A New African Union Finally Exits the Cold War

February 09, 2017

Casablanca 
     Just after returning home from the African Union summit in Addis Ababa, the ninety-two-year-old president of Zimbabwe lambasted other African leaders for voting overwhelmingly to welcome Morocco into the AU. He lamented that they suffered from a “lack of ideology,” and that “they have not had the same revolutionary experience as some of us.”
Fortunately, the nonagenarian ruler could not have been more accurate. Africa has changed, and the majority of African leaders have turned their back on ideology. This revolutionary ideology, which perhaps served its purpose when Africa was in colonial servitude, is now a burden and needed to be jettisoned in favor of reforms that will make Africa a powerhouse of the twenty-first century.
Robert Mugabe’s opposition to welcoming Morocco back into the African family is steeped in ideology. Zimbabwe, along with Algeria and South Africa, still oppose Morocco because they support the Polisario group, a Cold War Marxist creation of Algeria that has stubbornly clung to its secessionist ideology.
During the Cold War, Morocco fought back ferociously against the Polisario and its supporters, and in 1983 exited the Organization of African Unity, a precursor to the African Union, after that continental body admitted the Sahrawi Arab Democratic Republic, the virtual “state” created by Algeria and propped up by Marxists and other anti-Western regimes from around the world. Though the SADR is still a member of the African Union, Morocco’s presence will contrast starkly to the illegality of the SADR’s membership. Indeed, 1983 is not 2017, and an entity that does not meet any criteria of statehood does not belong in an organization made up of states just because of Cold War ideology. Not in the new Africa.
This new Africa is focused on the welfare of its citizens, building bridges to future generations by investing in education, developing human capital and building vibrant economies. Bringing Morocco into the fold would then seem natural for countries implementing these reforms. Not so much for those structurally stuck in the past.
Indeed, Morocco has been a vibrant kingdom recently. For the last several years it has instituted deep reforms through the promulgation of a new constitution in 2011, just weeks after the eruption of the Arab revolts that smothered growth in much of the region. This constitution promoted both decentralization and devolution of power to an elected government. What made this transition succeed is that the changes to the constitution were not a shift from the past, but a continuation in Moroccan political development.
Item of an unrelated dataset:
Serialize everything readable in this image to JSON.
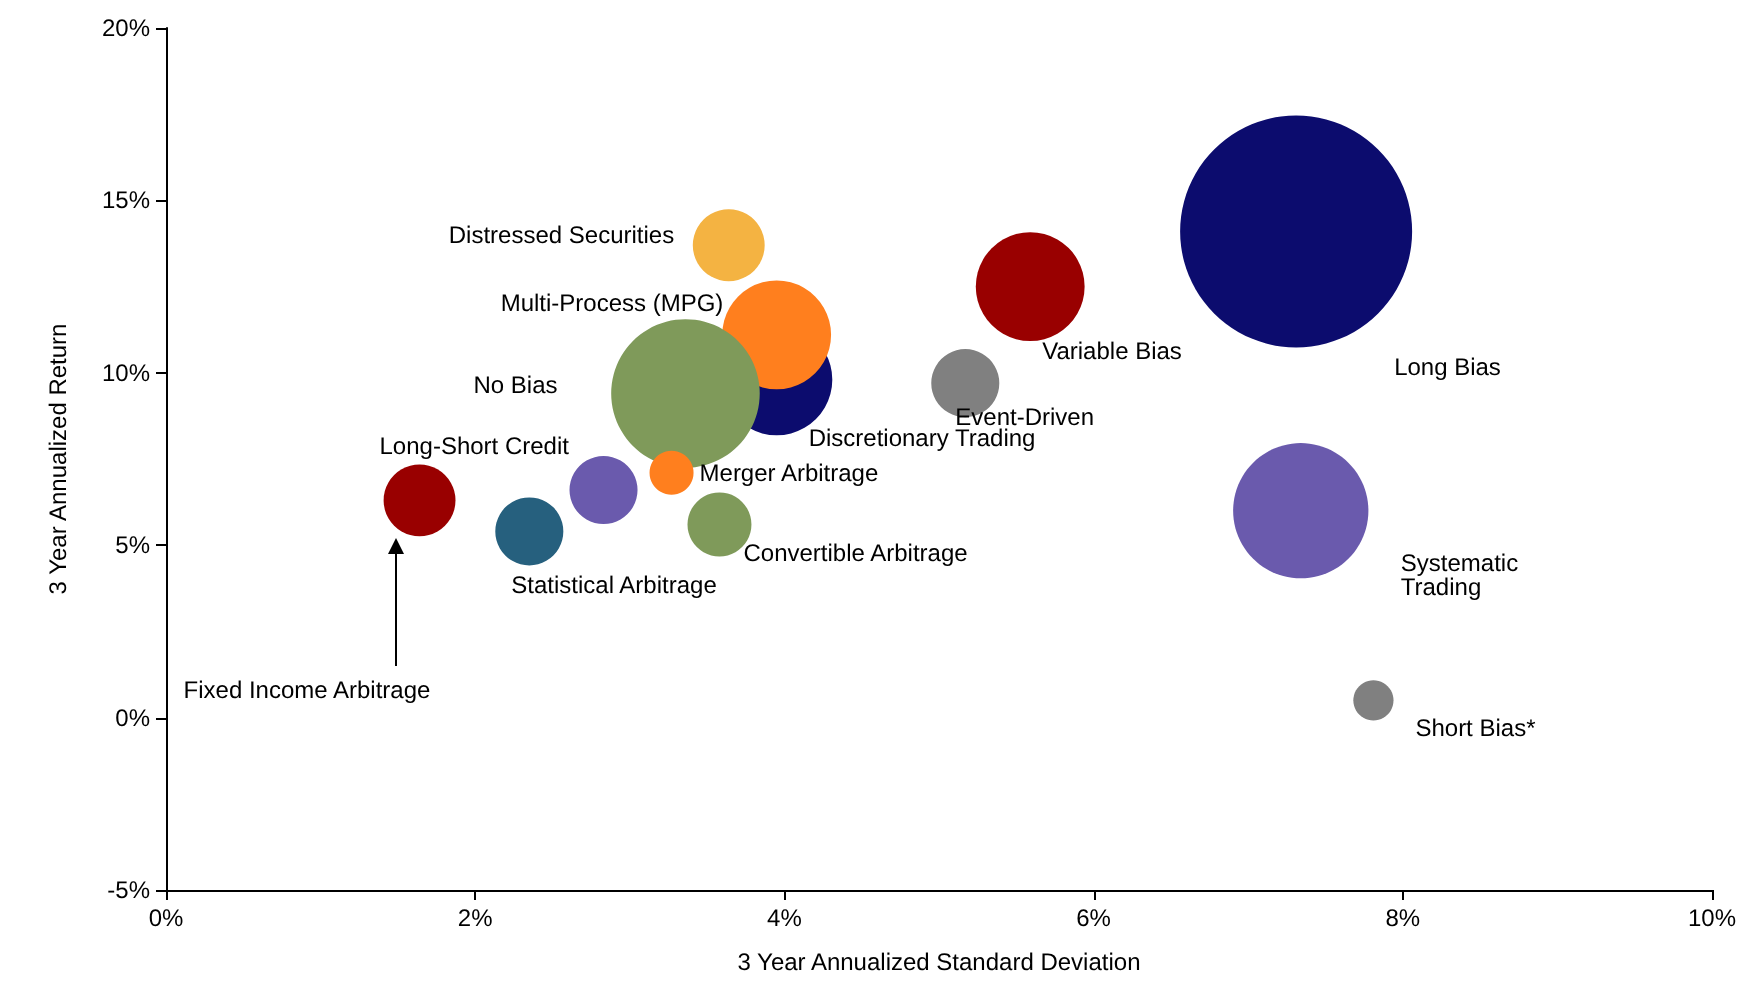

Indeed, Morocco has been reforming since the early 1990s, always with an eye to resolving the Sahara problem. It was in this context that Morocco courageously put forward a plan to end the conflict. In 2007, the country proposed an enlarged autonomy to the region as a legitimate and a win-win path to self-determination. It did so after it became apparent that the much-touted referendum would be impossible to implement, given that the two sides did not agree on a common list of eligible voters. Yet the Polisario group, goaded by its Algerian sponsors, retorted with a “No” to every Moroccan overture. The Polisario’s legitimacy in this context is its policing of about one hundred thousand refugees in the Algerian desert, and administering international aid to refugees whom Morocco considers its citizens, and who have called on the international community to allow for a census and establish a mechanism for their return to Morocco if they so choose, something Algeria and the Polisario reject. Undeterred, Morocco continues to do its part, developing the southern region and moving forward with institutionalizing autonomy for the Sahara. The government has recently announced that it is investing $7.6 billion in infrastructure projects in cities across the south, including ports, airports, highways and research universities.
The conditions that created this conflict back in the 1970s are melting away, and are gradually being replaced by solid institutions and leaders that view Morocco as a boon for the continent. Morocco, as a result, has become the second largest investor in Africa. Moroccan banks, construction companies, industrialists and service providers have been investing across the continent. The North African country has been exporting its experience and successes in the agricultural field and in renewable energy to several African countries, and even has committed to building a new administrative city for the newborn country of South Sudan.
On matters of security, the country has shared its expertise from years of containing and preempting terrorism in Morocco and in Europe with African countries, and played a leading role in resolving the Malian and the Libyan conflicts that threatened to destabilize the Mediterranean and Sahel regions. Morocco’s spiritual leadership has seen the country supporting tenets of Islam that promote peace and condemn violence. The country has done so through its imam-training program across Africa and Europe.
The Trump administration must take note of this change and take a fresh look at Africa—not as a continent in need of aid, but as a continent capable of spurring economic growth that can be a benefit to the United States and global stability.
The administration has been clear that it is seeking equal partners in trade and in sharing the burdens of security. This new Africa is a partner that Washington can count on. It is not the Africa of Robert Mugabe and Abdelaziz Bouteflika, another holdover from a different era, but the Africa of Mohammed VI, Paul Kagame and Macky Sall, leaders who have made choices to look forward and construct real foundations for success. This is the African version of Making America Great Again.